The following is an email I just sent to the entire Nuclear Science and Engineering Department at MIT. If you are allergic to boredom, please do not read this abstract without wearing the special safety goggles.

I am pleased to announce my thesis defense, which will take place on Monday, April 25th at 10:00am in NW17-218. Everyone is welcome to attend.

Cheers,
-mouser

Title: Adaptive Multigroup Radiation Diffusion

Thesis Author: Richard Williams
Thesis Advisor: Prof. Kim Molvig
Thesis Reader: Prof. Sidney Yip

Abstract:

This thesis describes the development and implementation of an algorithm for dramatically increasing the accuracy and reliability of multigroup radiation diffusion simulations at low group counts. This is achieved by allowing the energy group boundaries to move in energy space as the simulation evolves. This adaption in energy space effectively removes the sensitivity of multigroup diffusion to group boundary placement and makes the technique a viable option for large, computationally expensive computer simulations.

Traditional multigroup radiation diffusion solvers break down at small group counts because of the coarse discretization of highly nonlinear material opacity. Small changes in the group boundary energies can lead to wildly different mean opacities and therefore significant changes in simulation output. This sensitivity has rendered the technique unpredictable and it is generally considered to be not worth the added computational expense.

Unfortunately, multigroup diffusion is the only method available for adding frequency dependence to the radiation field in a standard diffusion solver. When attempting to model a system that includes a non-equilibrium radiation field, frequency-dependent effects become important. While running multigroup simulations with large numbers of groups is a reliable method for obtaining increased accuracy over grey diffusion, the computational expense scales linearly with the number of groups. For large simulations, running multigroup diffusion with increased group counts is infeasible and running with small group counts is unreliable. This has led to a tendency to use grey diffusion even in environments where the radiation field is known to be out of equilibrium with the material.

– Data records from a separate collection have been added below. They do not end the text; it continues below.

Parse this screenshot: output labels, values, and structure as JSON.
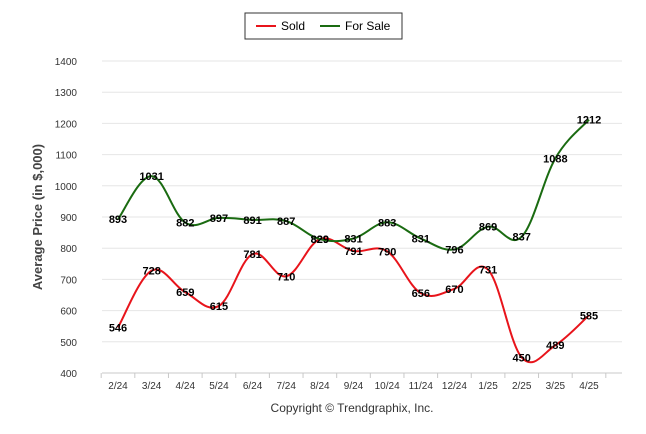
{
  "chart_data": {
    "type": "line",
    "title": "",
    "xlabel": "",
    "ylabel": "Average Price (in $,000)",
    "ylim": [
      400,
      1400
    ],
    "yticks": [
      400,
      500,
      600,
      700,
      800,
      900,
      1000,
      1100,
      1200,
      1300,
      1400
    ],
    "categories": [
      "2/24",
      "3/24",
      "4/24",
      "5/24",
      "6/24",
      "7/24",
      "8/24",
      "9/24",
      "10/24",
      "11/24",
      "12/24",
      "1/25",
      "2/25",
      "3/25",
      "4/25"
    ],
    "series": [
      {
        "name": "Sold",
        "color": "#e8141b",
        "values": [
          546,
          728,
          659,
          615,
          781,
          710,
          829,
          791,
          790,
          656,
          670,
          731,
          450,
          489,
          585
        ]
      },
      {
        "name": "For Sale",
        "color": "#1a6b11",
        "values": [
          893,
          1031,
          882,
          897,
          891,
          887,
          829,
          831,
          883,
          831,
          796,
          869,
          837,
          1088,
          1212
        ]
      }
    ],
    "legend_position": "top-center",
    "grid": "horizontal",
    "footer": "Copyright © Trendgraphix, Inc."
  }
}
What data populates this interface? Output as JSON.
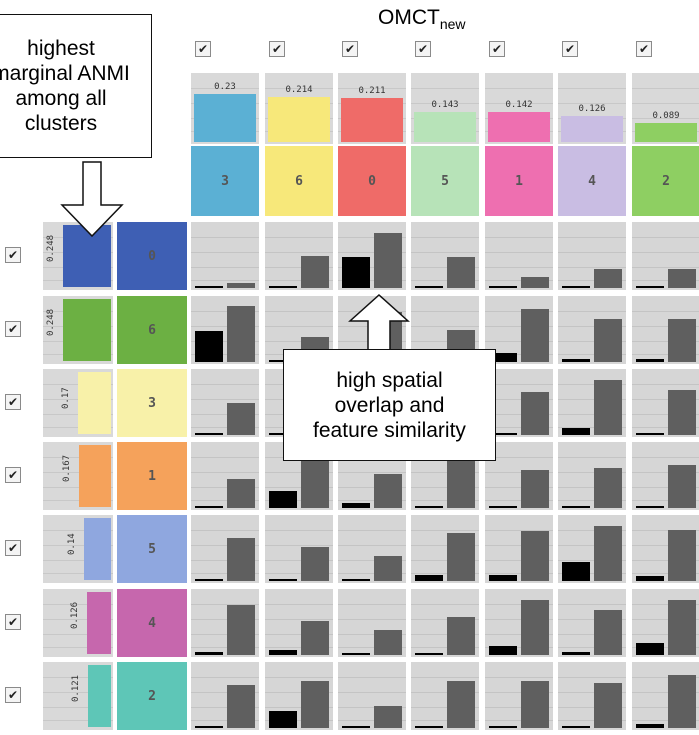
{
  "title": {
    "main": "OMCT",
    "sub": "new"
  },
  "checkbox_mark": "✔",
  "callouts": {
    "anmi": [
      "highest",
      "marginal ANMI",
      "among all",
      "clusters"
    ],
    "overlap": [
      "high spatial",
      "overlap and",
      "feature similarity"
    ]
  },
  "columns": [
    {
      "id": "3",
      "value": "0.23",
      "color": "#5bb0d4"
    },
    {
      "id": "6",
      "value": "0.214",
      "color": "#f7e87a"
    },
    {
      "id": "0",
      "value": "0.211",
      "color": "#ef6b68"
    },
    {
      "id": "5",
      "value": "0.143",
      "color": "#b7e3b8"
    },
    {
      "id": "1",
      "value": "0.142",
      "color": "#ee6fb0"
    },
    {
      "id": "4",
      "value": "0.126",
      "color": "#c9bde3"
    },
    {
      "id": "2",
      "value": "0.089",
      "color": "#8ecf62"
    }
  ],
  "rows": [
    {
      "id": "0",
      "value": "0.248",
      "color": "#3e5fb4"
    },
    {
      "id": "6",
      "value": "0.248",
      "color": "#6cb043"
    },
    {
      "id": "3",
      "value": "0.17",
      "color": "#f8f1a9"
    },
    {
      "id": "1",
      "value": "0.167",
      "color": "#f5a25b"
    },
    {
      "id": "5",
      "value": "0.14",
      "color": "#8fa7df"
    },
    {
      "id": "4",
      "value": "0.126",
      "color": "#c667ad"
    },
    {
      "id": "2",
      "value": "0.121",
      "color": "#5ec6b7"
    }
  ],
  "matrix": {
    "black": [
      [
        0.02,
        0.02,
        0.5,
        0.02,
        0.0,
        0.02,
        0.02
      ],
      [
        0.5,
        0.02,
        0.0,
        0.0,
        0.15,
        0.05,
        0.05
      ],
      [
        0.0,
        0.0,
        0.0,
        0.0,
        0.0,
        0.12,
        0.03
      ],
      [
        0.0,
        0.28,
        0.08,
        0.02,
        0.0,
        0.0,
        0.02
      ],
      [
        0.02,
        0.02,
        0.02,
        0.1,
        0.1,
        0.3,
        0.08
      ],
      [
        0.05,
        0.08,
        0.0,
        0.03,
        0.15,
        0.05,
        0.2
      ],
      [
        0.0,
        0.28,
        0.0,
        0.02,
        0.02,
        0.02,
        0.07
      ]
    ],
    "gray": [
      [
        0.08,
        0.52,
        0.88,
        0.5,
        0.18,
        0.3,
        0.3
      ],
      [
        0.9,
        0.4,
        0.8,
        0.52,
        0.85,
        0.7,
        0.7
      ],
      [
        0.52,
        0.15,
        0.15,
        0.85,
        0.7,
        0.88,
        0.72
      ],
      [
        0.47,
        0.85,
        0.55,
        0.82,
        0.62,
        0.65,
        0.7
      ],
      [
        0.7,
        0.55,
        0.4,
        0.78,
        0.8,
        0.88,
        0.82
      ],
      [
        0.8,
        0.55,
        0.4,
        0.62,
        0.88,
        0.72,
        0.88
      ],
      [
        0.7,
        0.75,
        0.35,
        0.75,
        0.75,
        0.72,
        0.85
      ]
    ]
  }
}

This thesis includes a new derivation of the diffusion equation and an overview of traditional ``static'' multigroup radiation diffusion along with an analysis of its shortcomings. The sensitivity due to group boundary placement for small numbers of groups is shown. Data are presented which demonstrate that small group count multigroup calculations can actually provide a worse answer than grey diffusion.

A system is developed and implemented for allowing the multigroup energy boundaries to ``adapt,'' or move in energy space, as the simulation evolves as well as a method for determining where increased energy resolution is needed for an arbitrary set of material opacities. By adapting in energy space, the sensitivity of multigroup diffusion to group boundary placement is ameliorated.

Data are presented that demonstrate a reliable increase in accuracy for adaptive multigroup diffusion as the number of groups is increased - even at very small group counts. Furthermore, the data show that the level of accuracy obtained with the adaptive multigroup approach is equivalent to or better than the best-case data obtained with the static multigroup approach.

This result is more profound than a simple increase in accuracy - the increased reliability makes multigroup radiation diffusion a viable tool for large non-equilibrium simulations. Users are no longer forced to use the grey diffusion method which is known to be physically inadequate. Furthermore, users are finally free to incorporate a frequency-dependent treatment of radiation without the accuracy ambiguities of standard multigroup diffusion.